Former Saturday Night Live star Buck Henry has died at the age of 89, his family confirmed.

He was a regular fixture during the show’s early years, and also co-created the '60s spy sitcom Get Smart. He was nominated for an Oscar in 1968 for his screenplay adaption of The Graduate, and then again in 1979 for his co-direction of Heaven Can Wait.

Born Henry Zuckerman, Henry's TV career began on the Steve Allen Show in 1961 before he developed Get Smart with Mel Brooks. He hosted SNL 10 times, starting in 1976, during its first season, and returning regularly until 1980.

He was often seen alongside John Belushi in a series of samurai sketches. Later in his career, Henry appeared in sitcoms including Will & Grace and 30 Rock.

Watch Buck Henry on ‘SNL’ With John Belushi

Among his most notable SNL creations was the controversial Uncle Roy character, a pedophile who said to the camera, “There’s more of me than you might suspect.” Henry later described the depiction as a “public service.”

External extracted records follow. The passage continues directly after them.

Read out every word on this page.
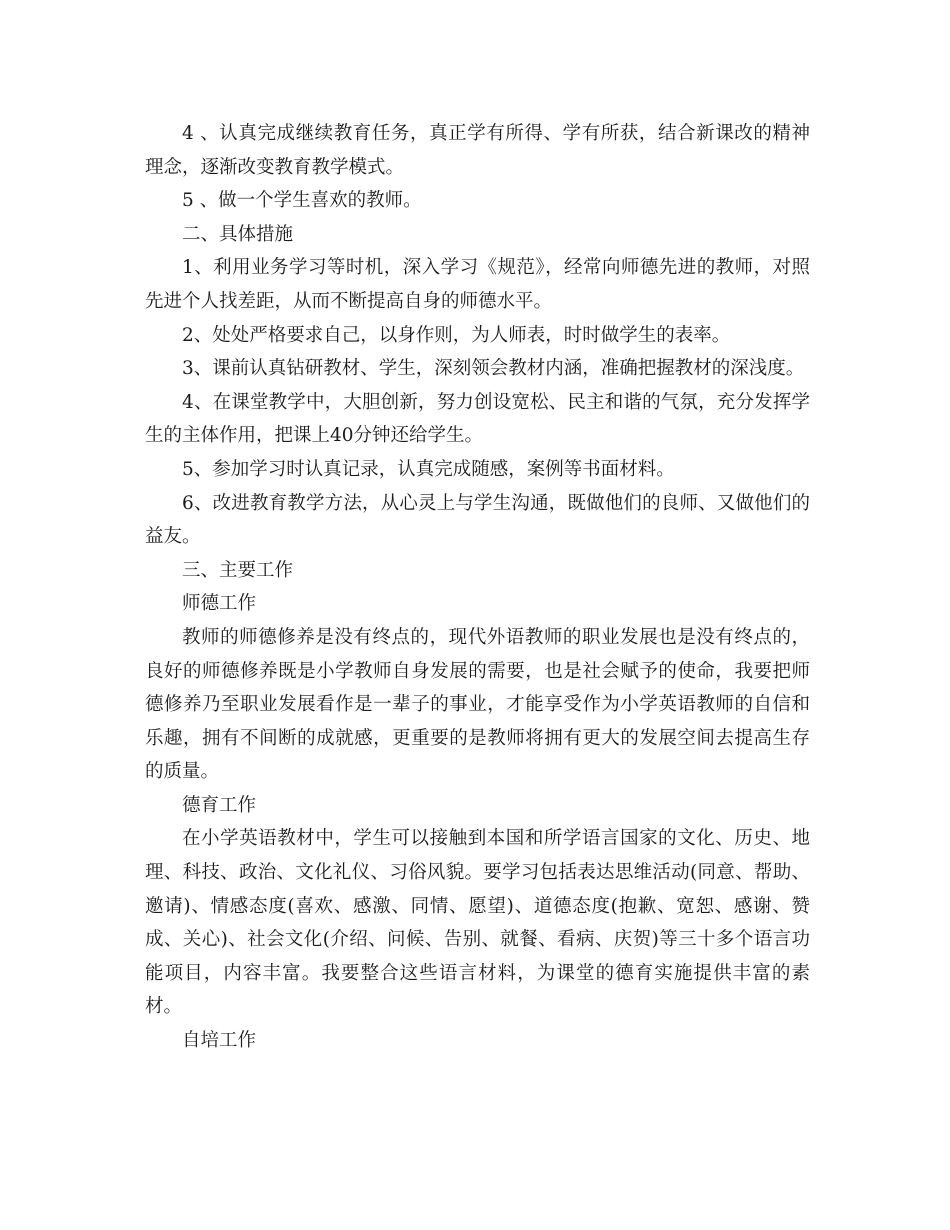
4 、认真完成继续教育任务，真正学有所得、学有所获，结合新课改的精神理念，逐渐改变教育教学模式。

5 、做一个学生喜欢的教师。

二、具体措施

1、利用业务学习等时机，深入学习《规范》，经常向师德先进的教师，对照先进个人找差距，从而不断提高自身的师德水平。

2、处处严格要求自己，以身作则，为人师表，时时做学生的表率。

3、课前认真钻研教材、学生，深刻领会教材内涵，准确把握教材的深浅度。

4、在课堂教学中，大胆创新，努力创设宽松、民主和谐的气氛，充分发挥学生的主体作用，把课上40分钟还给学生。

5、参加学习时认真记录，认真完成随感，案例等书面材料。

6、改进教育教学方法，从心灵上与学生沟通，既做他们的良师、又做他们的益友。

三、主要工作

师德工作

教师的师德修养是没有终点的，现代外语教师的职业发展也是没有终点的，良好的师德修养既是小学教师自身发展的需要，也是社会赋予的使命，我要把师德修养乃至职业发展看作是一辈子的事业，才能享受作为小学英语教师的自信和乐趣，拥有不间断的成就感，更重要的是教师将拥有更大的发展空间去提高生存的质量。

德育工作

在小学英语教材中，学生可以接触到本国和所学语言国家的文化、历史、地理、科技、政治、文化礼仪、习俗风貌。要学习包括表达思维活动(同意、帮助、邀请)、情感态度(喜欢、感激、同情、愿望)、道德态度(抱歉、宽恕、感谢、赞成、关心)、社会文化(介绍、问候、告别、就餐、看病、庆贺)等三十多个语言功能项目，内容丰富。我要整合这些语言材料，为课堂的德育实施提供丰富的素材。

自培工作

He also created a hoax organization, the Society for Indecency to Naked Animals, which protected children from the trauma of seeing animals without clothes. He managed to secure prime-time coverage as its president, G. Clifford Prout, and was reported that Walter Cronkite never forgave him for appearing on his CBS Evening News show representing the fake organization.

“I wish I could do what writers of my generation do, which is just ... open the gate and let it come out,” Henry told the Television Academy Foundation in 2009. “I envy them. It's hard for me to do. That's why I liked writing for television, because I had to do something every day. ... So the best secret is, and it's not a secret, is just, when [you] get stuck in a scene, write nonsense. But do something to keep your hand moving, doing something on the page. That's all. There are no great insights.”

Deadline reported that Henry suffered a heart attack in a Los Angeles hospital, with his wife Irene by his side. He suffered a stroke in 2014. He had no children.